Clinicians lack challenge because they fail to challenge themselves. The management of people’s ailments is far from straightforward. There are so many factors (as well as so much individuality) that mastery of the profession is almost impossible.
The trouble is, we can do a good job and still remain in our comfort zone. It takes initiative and, well, discomfort to step outside. But it’s in our best interests (as well as our patients, colleagues and the profession) to do so.
We must ask ourselves, ‘Is what I’m doing enough?’. And if the answer is, ‘No’, we must change. What challenges us within the profession? Building rapport? Getting someone to do their exercises? The lack of team spirit within the clinic? Then, perhaps, we can focus on this area and turn it from a weakness to a strength.

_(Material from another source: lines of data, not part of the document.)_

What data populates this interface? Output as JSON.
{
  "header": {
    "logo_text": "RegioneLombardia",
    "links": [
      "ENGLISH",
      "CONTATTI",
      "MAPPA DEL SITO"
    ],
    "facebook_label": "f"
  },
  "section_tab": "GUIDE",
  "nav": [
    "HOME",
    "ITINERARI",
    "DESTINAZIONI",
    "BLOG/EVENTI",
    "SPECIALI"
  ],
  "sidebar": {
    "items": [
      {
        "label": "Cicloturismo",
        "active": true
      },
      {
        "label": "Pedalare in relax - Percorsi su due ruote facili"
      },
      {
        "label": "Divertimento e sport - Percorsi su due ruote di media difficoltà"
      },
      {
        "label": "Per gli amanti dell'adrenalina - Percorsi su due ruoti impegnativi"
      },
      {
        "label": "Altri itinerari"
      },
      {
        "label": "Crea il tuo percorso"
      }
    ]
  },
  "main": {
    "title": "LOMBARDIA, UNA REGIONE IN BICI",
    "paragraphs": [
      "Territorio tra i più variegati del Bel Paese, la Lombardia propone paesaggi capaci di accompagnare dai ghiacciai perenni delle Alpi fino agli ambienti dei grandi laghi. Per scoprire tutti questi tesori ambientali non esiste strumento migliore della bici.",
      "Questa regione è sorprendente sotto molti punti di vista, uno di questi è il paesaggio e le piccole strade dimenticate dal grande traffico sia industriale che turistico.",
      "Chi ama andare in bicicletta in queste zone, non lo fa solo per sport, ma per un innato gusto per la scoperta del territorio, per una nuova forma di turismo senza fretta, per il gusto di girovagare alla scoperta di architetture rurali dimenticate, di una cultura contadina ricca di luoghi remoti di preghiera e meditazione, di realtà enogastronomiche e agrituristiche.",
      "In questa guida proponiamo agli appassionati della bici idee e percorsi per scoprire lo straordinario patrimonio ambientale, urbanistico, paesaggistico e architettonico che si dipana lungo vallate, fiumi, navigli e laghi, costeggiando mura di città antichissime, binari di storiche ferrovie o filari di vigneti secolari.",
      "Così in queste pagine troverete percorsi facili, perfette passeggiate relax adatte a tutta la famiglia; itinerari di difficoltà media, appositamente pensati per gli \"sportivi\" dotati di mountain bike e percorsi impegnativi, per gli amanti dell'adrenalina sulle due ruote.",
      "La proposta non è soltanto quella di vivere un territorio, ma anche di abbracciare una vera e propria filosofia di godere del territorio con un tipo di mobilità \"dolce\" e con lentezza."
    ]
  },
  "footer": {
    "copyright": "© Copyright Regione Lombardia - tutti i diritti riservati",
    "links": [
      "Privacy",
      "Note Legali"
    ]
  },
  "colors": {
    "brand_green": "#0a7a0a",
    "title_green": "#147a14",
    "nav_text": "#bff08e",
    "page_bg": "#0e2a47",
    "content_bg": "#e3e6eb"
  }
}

Promotion doesn’t exist in the same sense as in other heirarchical professions. Physiotherapy is relatively flat. Sure, in the hospital system, there are various levels. And in the private practice setting, there are junior and senior clinicians. But these are achieved purely by accruing experience (rather than accomplishing other landmarks that demonstrate an increase in ability).
And while this can be viewed as a weakness – a lack of progression, that is. It’s refreshing too. There’s little pressure of losing one’s place in the system if a person decides they want to try something different (or travel indefinitely!).
Also, it forces us to somehow differentiate ourselves from the physiotherapists (and other health professionals) around us. This means pursuing a particular interest, like women’s health. Or finding another niche that needs our expertise.
The ‘flat’ structure also reduces status issues (“I’m better than you because I’m more senior”). We need to take advantage of this and build a stronger and more collaborative community (as opposed to one where we guard our knowledge).
Growth ties in with ‘challenge’. The reason many physiotherapists fail to grow is that they don’t continue to challenge themselves. Instead, they stay mired in their comfort zone.
The pathways aren’t so clear in physiotherapy when it comes to becoming a better contributor (clinician or otherwise). We have to make the running – through research or innovation, for example.
It’s time we, as individuals, take responsibility for our profession and drive it forward. Rather than complaining about its flaws or our competition, we must pour our energy into developing a robust profession that retains its talent.
This might come in the form of improved frameworks, within hospitals and private practices, that foster new graduates. The emphasis should be on sustainability and finding meaning (for the individual).
Or perhaps the university course itself needs tweaking with more focus on non-clinical skills, like business smarts and communication.